その上、〝俺〟はドス黒い口の集合体を肩から出して俺の頭を齧り取ろうと伸ばしてくる。
紙一重でそれらを躱しながら受けの姿勢を維持するのは、ゴリゴリと体力を持っていかれる。
『アイツが南雲と一緒に奈落に消えた時、安心したよなぁ? これで俺は元通り、みんなのヒーローでいられるって。またこの理想論を好きに振りかざせるって!』
「それは……」
『だが、アイツは戻ってきた! これ以上ないくらい強烈に、何もかも片付けていった! 無様を晒して何もできなかったお前と違ってなぁ!』
俺の頭を狙っていた口達が、突然引く。
何事かと注視すると、再び開口されたその奥には──それぞれ鋭い針が装填されていた。
凄まじい悪寒を感じ、わざと力を抜いて拮抗を崩すと自ら倒れる。
次の瞬間、俺の上半身があった場所を無数の黒針が通過して地面に突き刺さった。
『フンッ!』
「グッ!?」
容赦なく振り下ろされたロングソードの一撃が、重い。
おまけに〝俺〟の手から伝播した〝あれ〟の力が発揮され、ボコッ! と音を立てて刃が膨張する。

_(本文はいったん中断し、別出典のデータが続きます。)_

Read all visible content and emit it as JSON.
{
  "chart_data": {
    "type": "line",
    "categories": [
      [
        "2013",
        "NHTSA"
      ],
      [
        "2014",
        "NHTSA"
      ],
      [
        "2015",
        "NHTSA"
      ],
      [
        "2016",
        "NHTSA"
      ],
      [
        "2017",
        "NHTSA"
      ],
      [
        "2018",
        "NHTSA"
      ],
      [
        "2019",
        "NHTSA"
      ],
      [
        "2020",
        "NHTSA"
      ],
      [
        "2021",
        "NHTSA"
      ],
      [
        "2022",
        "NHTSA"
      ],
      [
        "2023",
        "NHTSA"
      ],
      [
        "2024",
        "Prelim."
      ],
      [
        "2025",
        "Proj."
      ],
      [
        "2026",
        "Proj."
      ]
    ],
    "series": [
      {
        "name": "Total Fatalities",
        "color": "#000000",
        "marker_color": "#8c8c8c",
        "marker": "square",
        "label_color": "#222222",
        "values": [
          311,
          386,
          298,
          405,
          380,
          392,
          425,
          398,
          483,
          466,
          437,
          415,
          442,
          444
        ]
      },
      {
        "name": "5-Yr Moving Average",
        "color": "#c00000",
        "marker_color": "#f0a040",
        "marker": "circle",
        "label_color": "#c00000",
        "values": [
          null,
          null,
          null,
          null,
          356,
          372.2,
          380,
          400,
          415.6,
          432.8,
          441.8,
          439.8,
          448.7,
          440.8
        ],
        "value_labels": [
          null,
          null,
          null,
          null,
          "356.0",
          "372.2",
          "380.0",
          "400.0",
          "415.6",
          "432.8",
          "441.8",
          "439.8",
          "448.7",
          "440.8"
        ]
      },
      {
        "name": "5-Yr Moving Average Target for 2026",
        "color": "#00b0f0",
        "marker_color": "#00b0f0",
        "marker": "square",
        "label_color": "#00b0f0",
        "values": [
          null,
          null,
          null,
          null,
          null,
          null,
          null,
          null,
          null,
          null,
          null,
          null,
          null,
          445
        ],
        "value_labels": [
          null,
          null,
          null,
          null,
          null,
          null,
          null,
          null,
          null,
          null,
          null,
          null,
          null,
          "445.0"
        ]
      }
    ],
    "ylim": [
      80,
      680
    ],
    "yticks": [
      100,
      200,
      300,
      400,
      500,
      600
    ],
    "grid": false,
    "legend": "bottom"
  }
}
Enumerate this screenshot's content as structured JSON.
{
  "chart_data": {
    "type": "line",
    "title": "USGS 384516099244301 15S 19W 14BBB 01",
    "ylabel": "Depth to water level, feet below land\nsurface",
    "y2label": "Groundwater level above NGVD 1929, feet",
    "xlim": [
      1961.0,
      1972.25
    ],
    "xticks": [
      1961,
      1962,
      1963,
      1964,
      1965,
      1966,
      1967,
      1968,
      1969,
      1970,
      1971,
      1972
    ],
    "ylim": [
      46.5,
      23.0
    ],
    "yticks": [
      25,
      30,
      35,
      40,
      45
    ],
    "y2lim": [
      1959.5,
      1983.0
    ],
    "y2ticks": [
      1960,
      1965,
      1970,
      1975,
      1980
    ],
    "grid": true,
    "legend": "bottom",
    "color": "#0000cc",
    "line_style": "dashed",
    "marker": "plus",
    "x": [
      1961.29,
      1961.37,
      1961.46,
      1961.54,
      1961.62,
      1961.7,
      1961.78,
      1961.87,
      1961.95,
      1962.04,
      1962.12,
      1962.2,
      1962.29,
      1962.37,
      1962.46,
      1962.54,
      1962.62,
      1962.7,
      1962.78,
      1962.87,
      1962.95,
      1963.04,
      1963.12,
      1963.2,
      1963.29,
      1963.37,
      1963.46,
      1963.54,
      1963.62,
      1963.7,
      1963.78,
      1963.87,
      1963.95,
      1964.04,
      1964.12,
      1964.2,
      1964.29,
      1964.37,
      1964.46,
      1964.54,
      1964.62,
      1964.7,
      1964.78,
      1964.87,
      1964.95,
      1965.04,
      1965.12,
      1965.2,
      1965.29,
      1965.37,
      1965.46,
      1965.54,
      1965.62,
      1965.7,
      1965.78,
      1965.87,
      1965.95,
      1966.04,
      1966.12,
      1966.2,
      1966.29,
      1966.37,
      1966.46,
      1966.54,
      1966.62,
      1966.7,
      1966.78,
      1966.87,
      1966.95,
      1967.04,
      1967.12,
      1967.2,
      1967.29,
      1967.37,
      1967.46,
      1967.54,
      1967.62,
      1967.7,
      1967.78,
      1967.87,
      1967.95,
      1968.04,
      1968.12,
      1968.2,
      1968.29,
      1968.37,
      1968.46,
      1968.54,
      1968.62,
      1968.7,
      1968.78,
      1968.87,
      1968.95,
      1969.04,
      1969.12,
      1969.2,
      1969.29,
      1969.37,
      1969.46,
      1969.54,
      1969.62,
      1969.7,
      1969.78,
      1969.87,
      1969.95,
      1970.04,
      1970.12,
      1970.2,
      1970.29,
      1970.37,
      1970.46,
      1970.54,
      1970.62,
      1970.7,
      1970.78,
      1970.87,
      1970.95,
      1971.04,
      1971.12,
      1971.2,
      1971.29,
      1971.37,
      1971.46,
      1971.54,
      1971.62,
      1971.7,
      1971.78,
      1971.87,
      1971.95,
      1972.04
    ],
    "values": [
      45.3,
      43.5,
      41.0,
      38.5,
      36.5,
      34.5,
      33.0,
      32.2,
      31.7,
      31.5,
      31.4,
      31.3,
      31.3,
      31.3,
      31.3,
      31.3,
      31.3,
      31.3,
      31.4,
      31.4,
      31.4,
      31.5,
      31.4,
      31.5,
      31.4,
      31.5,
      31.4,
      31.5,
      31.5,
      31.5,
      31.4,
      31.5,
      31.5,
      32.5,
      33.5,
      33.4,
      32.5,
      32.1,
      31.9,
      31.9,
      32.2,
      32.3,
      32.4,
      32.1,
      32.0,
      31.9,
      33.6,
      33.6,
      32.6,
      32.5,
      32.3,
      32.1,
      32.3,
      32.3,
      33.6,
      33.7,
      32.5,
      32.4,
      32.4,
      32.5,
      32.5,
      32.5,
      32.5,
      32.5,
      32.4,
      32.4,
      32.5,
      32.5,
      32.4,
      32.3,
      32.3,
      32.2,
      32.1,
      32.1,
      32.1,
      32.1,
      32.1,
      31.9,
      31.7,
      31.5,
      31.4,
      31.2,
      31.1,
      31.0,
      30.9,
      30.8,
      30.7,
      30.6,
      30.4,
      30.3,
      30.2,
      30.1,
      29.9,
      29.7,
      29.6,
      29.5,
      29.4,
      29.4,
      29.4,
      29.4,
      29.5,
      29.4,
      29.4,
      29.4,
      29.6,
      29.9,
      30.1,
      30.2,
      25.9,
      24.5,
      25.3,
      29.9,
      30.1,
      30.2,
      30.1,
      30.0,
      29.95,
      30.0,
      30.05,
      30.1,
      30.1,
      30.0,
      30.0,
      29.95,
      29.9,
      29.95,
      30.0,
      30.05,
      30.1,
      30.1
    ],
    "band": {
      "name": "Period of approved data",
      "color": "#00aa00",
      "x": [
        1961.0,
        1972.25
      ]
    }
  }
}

正確にはロングソードを覆う〝あれ〟のオーラだが、一気に分厚さが増した。
『そして全力で否定していた〝悪〟であるアイツの力に劣等感を感じて暴論を投げつけ、あまつさえ完膚なきまでに力ありきの理論と自尊心を打ち砕かれ! ああ、みっともないなぁ!』
「これ、は……!」
このままだと死ぬ。そう直感して、咄嗟に禁忌の技を出す。
右足で思い切り〝俺〟の股間を蹴り付け、流石の奴も動きを止めている間に抜け出る。
荒い息を整えていると、ゆらりとこちらを振り返る〝俺〟。
その顔は全く苦痛に歪むことなく、どこまでも歪な笑いが浮かんでいた。
『そうやって逃げて、自分を誤魔化して、妬んで、羨んで、不満を全部ご都合主義に変えて糾弾してきた』
「…………」
『本当は今だってそうしたいんだろ? お前だけがヒーローになって誰かを救った気になりたいんだろ? 俺はお前なんだ、わかってる』
だから、と口を裂いて。
『全部、奪っちまえよ』
〝俺〟の顔の半分が、バラリと
そのまま五つに分かれ、まるで手のように開いていく。自分の顔が壊れていく様は吐き気を催した。
顔だけじゃない。肩の口から漏れ出している笑い声が強まる度に、体のどこかが開いて手になっていく。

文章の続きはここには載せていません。